Here are our five tips for hosting efficient ad hoc meetings.

Be clear on the purpose

When sending out a calendar invite or asking a colleague to join a call, take the time to write a quick agenda or meeting notes that briefly explain why their attendance is required.

This context will not only help them to prepare for the meeting but can reduce anxiety and show their time is valued.

Set a time limit

There’s nothing worse than being called into a meeting with no clear end time.

If you decide calling a last-minute meeting is necessary, set a time limit for the conversation — and keep it short. This encourages conciseness and stops ramblers from taking over.
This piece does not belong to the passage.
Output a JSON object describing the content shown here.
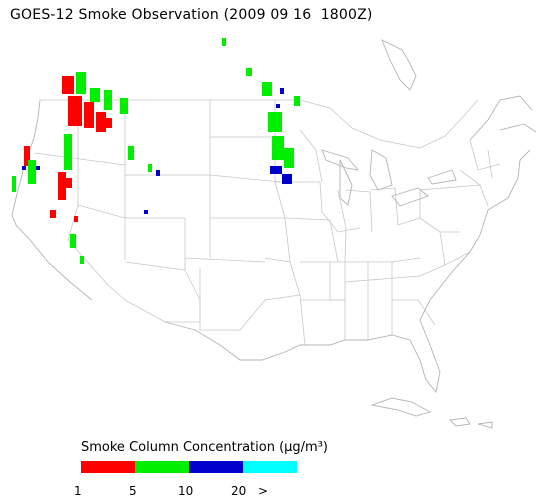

You’ll be surprised at how much can be accomplished in a 20-minute meeting when that’s all you’ve been allocated.

Limit the number of meeting attendees

In an emergency, it can be tempting to alert everyone impacted by the situation. But there’s truth to the saying that too many cooks spoil the broth.
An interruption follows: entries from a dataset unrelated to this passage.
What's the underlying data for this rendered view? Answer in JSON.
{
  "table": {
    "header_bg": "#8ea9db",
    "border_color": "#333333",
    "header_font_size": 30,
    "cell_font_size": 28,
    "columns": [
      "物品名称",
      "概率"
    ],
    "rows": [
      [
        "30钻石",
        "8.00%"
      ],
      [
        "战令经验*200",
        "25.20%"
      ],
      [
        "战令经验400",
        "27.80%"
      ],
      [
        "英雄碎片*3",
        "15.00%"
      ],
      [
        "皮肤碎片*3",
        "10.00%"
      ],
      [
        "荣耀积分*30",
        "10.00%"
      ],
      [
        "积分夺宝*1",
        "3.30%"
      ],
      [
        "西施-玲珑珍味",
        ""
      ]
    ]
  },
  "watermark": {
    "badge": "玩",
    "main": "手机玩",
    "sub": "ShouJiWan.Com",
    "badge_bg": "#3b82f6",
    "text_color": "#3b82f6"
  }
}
The smarter move is only to invite those the issue directly affects or whose input you need immediately. Sticking to a small group avoids too many voices complicating matters and helps you stay on schedule. After the ad-hoc meeting, they can then debrief their direct reports separately.

Assign clear deliverables

It’s important to leave any meeting with a clear course of action. Impromptu meetings work best when they’re productive, which means taking five minutes at the end to make sure you're heading in the right direction. Define who is responsible for which action points, your timings, and your priorities.

Use the right tools to monitor resourcing

Utilization rates are a key measurement of operational efficiency. Therefore, considering your team’s availability when arranging any meeting, especially an ad hoc meeting, is essential. You can do this by using resource management tools.

If you’re aware a particular team member is working to a deadline or has a particularly full day, you can make an informed decision about whether or not to invite them to a meeting.

Final thoughts: don't lose time to poorly-organized meetings

Unproductive meetings, including unnecessary ad hoc meetings, cost businesses around $37bn annually in wasted time and resources. By taking advantage of the tips we’ve shared today, adopting asynchronous techniques, and tracking utilization with the right tools, you can make sure your team doesn’t lose any more time to unproductive meetings.